= Shaminder Singh =

Indian politician

Shaminder Singh (1947-1991) was twice Member of Parliament from Faridkot district in Indian Punjab. During the militancy days, he was known for his independent spirit and boldly kept a respectable distance from Sant Jarnail Singh Bhindranwale which was appreciated as a dare-devil feat by the general public and largely and especially by the bureaucrats and the heavy-handed Punjab Police officers, who not only allowed but even encouraged him to openly carry an AK-47 on his person, turning him into a local version of self-styled sheriff let loose to up-keep law and order in the highly disturbed Punjab in those days of militancy.

==Assassination==

On 18 June 1991, one of his own disciples and bodyguards, Gurmeet Singh, an alleged militant who was rescued by him from the hands of law, invited him to his neighborhood at Jodhu Colony in Muktsar to make a public speech as preparation for the coming general elections for the seat of MLA Muktsar. Gurmeet Singh had already buried a few sticks of dynamite near the microphone stand, exactly were the Bhai was supposed to stand, and as soon as he was on the spot, Gurmeet activated a 12-volt battery-powered circuit to detonate the explosives via underground wiring. .
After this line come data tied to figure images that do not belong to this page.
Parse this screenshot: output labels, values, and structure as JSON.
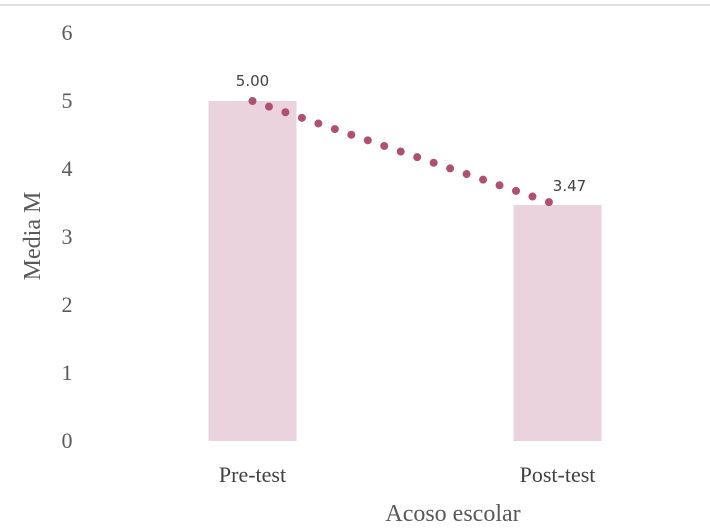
{
  "chart_data": {
    "type": "bar",
    "categories": [
      "Pre-test",
      "Post-test"
    ],
    "values": [
      5.0,
      3.47
    ],
    "data_labels": [
      "5.00",
      "3.47"
    ],
    "xlabel": "Acoso escolar",
    "ylabel": "Media M",
    "ylim": [
      0,
      6
    ],
    "yticks": [
      "0",
      "1",
      "2",
      "3",
      "4",
      "5",
      "6"
    ],
    "grid": false,
    "trendline": {
      "style": "dotted",
      "connects": "bar tops"
    },
    "colors": {
      "bar": "#ead3dc",
      "trend": "#b0506f",
      "frame": "#d9d9d9"
    }
  }
}
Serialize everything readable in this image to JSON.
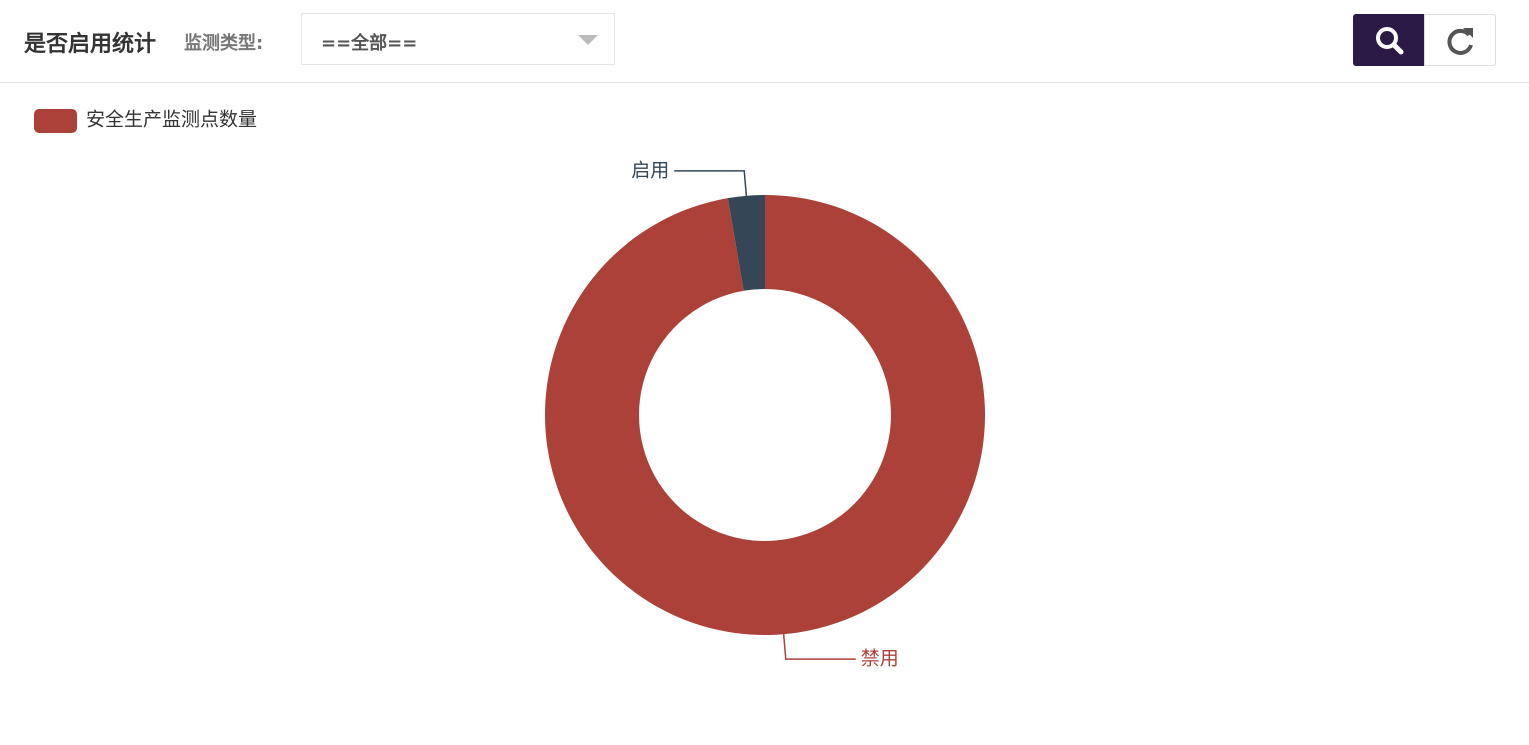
{
  "header": {
    "title": "是否启用统计",
    "filter_label": "监测类型:",
    "filter_value": "==全部=="
  },
  "chart_data": {
    "type": "pie",
    "series_name": "安全生产监测点数量",
    "legend_color": "#ac4139",
    "categories": [
      "禁用",
      "启用"
    ],
    "values": [
      36,
      1
    ],
    "colors": [
      "#ac4139",
      "#354657"
    ]
  }
}
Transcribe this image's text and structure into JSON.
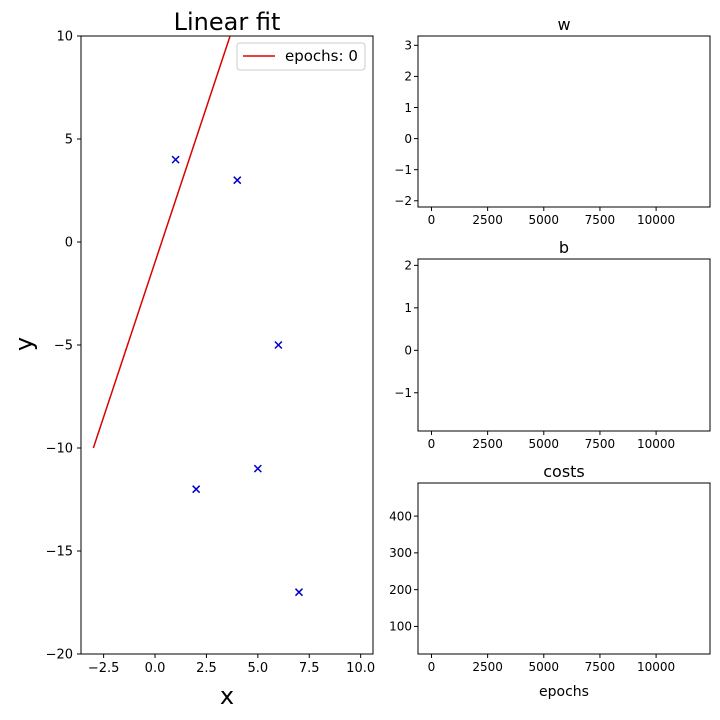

Gurmeet Singh, who went underground after blowing up Bhai, was traced and shot dead by Bathinda police a few years later.

==Family==

Bhai Harnirpal Singh "Kuku", his younger brother, later stepped into his shoes and managed to become MLA Muktsar. Younger and humble Bhai Kuku has little in common with his elder brother from political point of view. Presently Bhai Kuku is the General Secretary of Punjab Pradesh Congress Committee.